Still, he was holding onto hope. Still, he wasn’t allowing the word to settle into his consciousness.
“It means I’m not going to make it into my sixties. Or my fifties.” More than anything else, these were the hard words to speak. Because as I said them, I envisioned each milestone that came with that passage of time.
“What are you trying to tell me?” Grant scooted closer until he was barely balanced on the edge of his seat. “Just give it to me. I can take it. You don’t need to ease me into this.”
My eyes locked on his. I saw enough strength there for me to borrow some. “I’ll be lucky to make it into my thirties.”
Grant’s throat bobbed like he was swallowing an apple whole.
“And even if I do, I won’t be the same person you’re sitting in front of now.”
His jaw set, the muscles in his neck going rigid. Still, his eyes never wandered from mine. “Are you telling me this bastard is going to kill you, Ryan Hale?”
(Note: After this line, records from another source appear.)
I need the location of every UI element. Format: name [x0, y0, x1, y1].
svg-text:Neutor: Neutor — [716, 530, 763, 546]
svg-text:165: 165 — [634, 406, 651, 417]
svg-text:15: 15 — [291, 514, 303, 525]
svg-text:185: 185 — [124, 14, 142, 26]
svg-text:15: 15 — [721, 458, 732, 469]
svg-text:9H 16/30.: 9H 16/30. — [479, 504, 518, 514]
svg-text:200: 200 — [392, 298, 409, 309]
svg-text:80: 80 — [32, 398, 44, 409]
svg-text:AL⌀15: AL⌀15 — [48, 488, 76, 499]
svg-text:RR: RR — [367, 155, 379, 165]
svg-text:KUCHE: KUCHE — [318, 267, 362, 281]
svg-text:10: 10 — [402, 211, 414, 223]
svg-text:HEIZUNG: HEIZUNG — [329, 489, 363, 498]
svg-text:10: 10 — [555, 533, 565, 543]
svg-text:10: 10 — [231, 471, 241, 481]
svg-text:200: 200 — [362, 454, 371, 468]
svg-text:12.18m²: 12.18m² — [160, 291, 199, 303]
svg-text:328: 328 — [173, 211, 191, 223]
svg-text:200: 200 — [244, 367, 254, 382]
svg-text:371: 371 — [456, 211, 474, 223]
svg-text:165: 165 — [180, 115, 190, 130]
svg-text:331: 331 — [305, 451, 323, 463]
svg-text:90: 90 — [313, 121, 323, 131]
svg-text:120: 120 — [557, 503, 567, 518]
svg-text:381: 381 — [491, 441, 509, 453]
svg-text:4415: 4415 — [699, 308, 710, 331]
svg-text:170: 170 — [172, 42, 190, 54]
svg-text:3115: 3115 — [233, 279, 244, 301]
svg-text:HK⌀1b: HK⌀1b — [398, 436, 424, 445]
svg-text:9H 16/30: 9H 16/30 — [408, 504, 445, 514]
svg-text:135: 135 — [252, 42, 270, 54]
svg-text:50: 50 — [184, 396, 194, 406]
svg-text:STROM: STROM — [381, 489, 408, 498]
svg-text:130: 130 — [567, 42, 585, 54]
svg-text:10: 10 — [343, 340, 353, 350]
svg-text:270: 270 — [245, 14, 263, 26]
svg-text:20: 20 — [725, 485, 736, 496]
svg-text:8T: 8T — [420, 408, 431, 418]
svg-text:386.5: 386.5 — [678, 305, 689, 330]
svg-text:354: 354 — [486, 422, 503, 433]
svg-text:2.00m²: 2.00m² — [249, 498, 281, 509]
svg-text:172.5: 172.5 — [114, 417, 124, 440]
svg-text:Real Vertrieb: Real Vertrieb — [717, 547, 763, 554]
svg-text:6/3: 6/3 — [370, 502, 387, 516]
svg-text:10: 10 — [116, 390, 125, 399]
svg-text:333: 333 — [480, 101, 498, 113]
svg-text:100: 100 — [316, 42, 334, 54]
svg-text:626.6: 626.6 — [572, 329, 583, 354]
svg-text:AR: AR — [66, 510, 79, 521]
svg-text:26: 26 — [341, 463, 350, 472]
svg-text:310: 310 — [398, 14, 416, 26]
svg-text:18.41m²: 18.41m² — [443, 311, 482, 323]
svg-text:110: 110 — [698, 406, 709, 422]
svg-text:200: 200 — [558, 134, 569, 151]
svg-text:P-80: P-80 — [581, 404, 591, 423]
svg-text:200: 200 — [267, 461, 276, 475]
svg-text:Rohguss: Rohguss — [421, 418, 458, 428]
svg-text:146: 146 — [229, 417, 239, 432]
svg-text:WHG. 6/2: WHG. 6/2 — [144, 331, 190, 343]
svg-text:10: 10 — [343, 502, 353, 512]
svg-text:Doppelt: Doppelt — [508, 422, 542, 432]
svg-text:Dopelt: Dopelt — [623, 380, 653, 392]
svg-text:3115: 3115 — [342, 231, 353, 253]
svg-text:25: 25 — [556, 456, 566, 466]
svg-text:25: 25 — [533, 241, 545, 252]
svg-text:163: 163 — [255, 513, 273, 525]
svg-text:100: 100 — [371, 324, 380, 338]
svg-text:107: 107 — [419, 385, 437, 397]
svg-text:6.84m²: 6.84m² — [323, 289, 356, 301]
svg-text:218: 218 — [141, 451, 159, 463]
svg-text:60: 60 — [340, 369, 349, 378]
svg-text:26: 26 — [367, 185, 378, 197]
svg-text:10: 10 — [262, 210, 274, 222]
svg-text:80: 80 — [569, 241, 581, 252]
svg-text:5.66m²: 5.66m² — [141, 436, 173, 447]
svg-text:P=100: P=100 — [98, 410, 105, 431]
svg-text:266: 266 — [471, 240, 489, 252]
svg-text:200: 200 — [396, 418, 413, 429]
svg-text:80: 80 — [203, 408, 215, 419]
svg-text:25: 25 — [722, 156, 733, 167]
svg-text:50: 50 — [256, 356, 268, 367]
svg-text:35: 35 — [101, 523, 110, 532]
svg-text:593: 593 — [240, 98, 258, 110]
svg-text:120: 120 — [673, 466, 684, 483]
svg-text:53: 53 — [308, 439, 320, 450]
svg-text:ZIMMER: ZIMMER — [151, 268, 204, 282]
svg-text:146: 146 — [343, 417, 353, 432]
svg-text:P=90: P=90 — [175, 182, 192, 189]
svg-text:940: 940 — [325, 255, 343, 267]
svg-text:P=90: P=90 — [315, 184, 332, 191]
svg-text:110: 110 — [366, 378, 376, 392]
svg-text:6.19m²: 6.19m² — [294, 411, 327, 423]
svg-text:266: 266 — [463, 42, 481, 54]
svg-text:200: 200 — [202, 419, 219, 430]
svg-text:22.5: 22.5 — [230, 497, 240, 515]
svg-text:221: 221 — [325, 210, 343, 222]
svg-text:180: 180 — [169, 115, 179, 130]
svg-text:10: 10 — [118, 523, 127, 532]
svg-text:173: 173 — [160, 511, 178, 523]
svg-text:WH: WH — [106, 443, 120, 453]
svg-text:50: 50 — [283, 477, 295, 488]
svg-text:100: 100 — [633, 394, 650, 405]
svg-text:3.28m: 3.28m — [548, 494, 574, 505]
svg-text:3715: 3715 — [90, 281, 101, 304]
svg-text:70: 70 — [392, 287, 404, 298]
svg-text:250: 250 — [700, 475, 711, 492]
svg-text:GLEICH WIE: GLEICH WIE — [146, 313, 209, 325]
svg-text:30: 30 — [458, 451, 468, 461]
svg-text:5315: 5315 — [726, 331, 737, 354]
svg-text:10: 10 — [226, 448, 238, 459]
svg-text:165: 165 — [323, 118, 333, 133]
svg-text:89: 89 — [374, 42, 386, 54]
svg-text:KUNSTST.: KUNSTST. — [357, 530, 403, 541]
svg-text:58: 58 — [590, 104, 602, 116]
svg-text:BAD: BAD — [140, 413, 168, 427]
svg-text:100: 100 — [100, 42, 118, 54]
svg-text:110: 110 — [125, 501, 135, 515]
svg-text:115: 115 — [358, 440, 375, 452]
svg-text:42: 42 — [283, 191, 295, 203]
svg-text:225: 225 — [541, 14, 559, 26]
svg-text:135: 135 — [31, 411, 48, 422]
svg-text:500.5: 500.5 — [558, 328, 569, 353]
My hand lifted to his face. It took a moment before settling against his cheek, testing to see if he was okay with me touching him. Testing to see if I was okay with touching him.
“I’m saying it’s going to make me wish it would, but no, Huntington’s won’t kill me. At least not directly.” His jaw worked beneath my hand, I guessed from him biting his cheek. “But something else will, whether it be a common cold or pneumonia or a swallowing hazard or a fall. This disease will drag me to death’s door, knock on it, then run away to leave something else to finish the job.”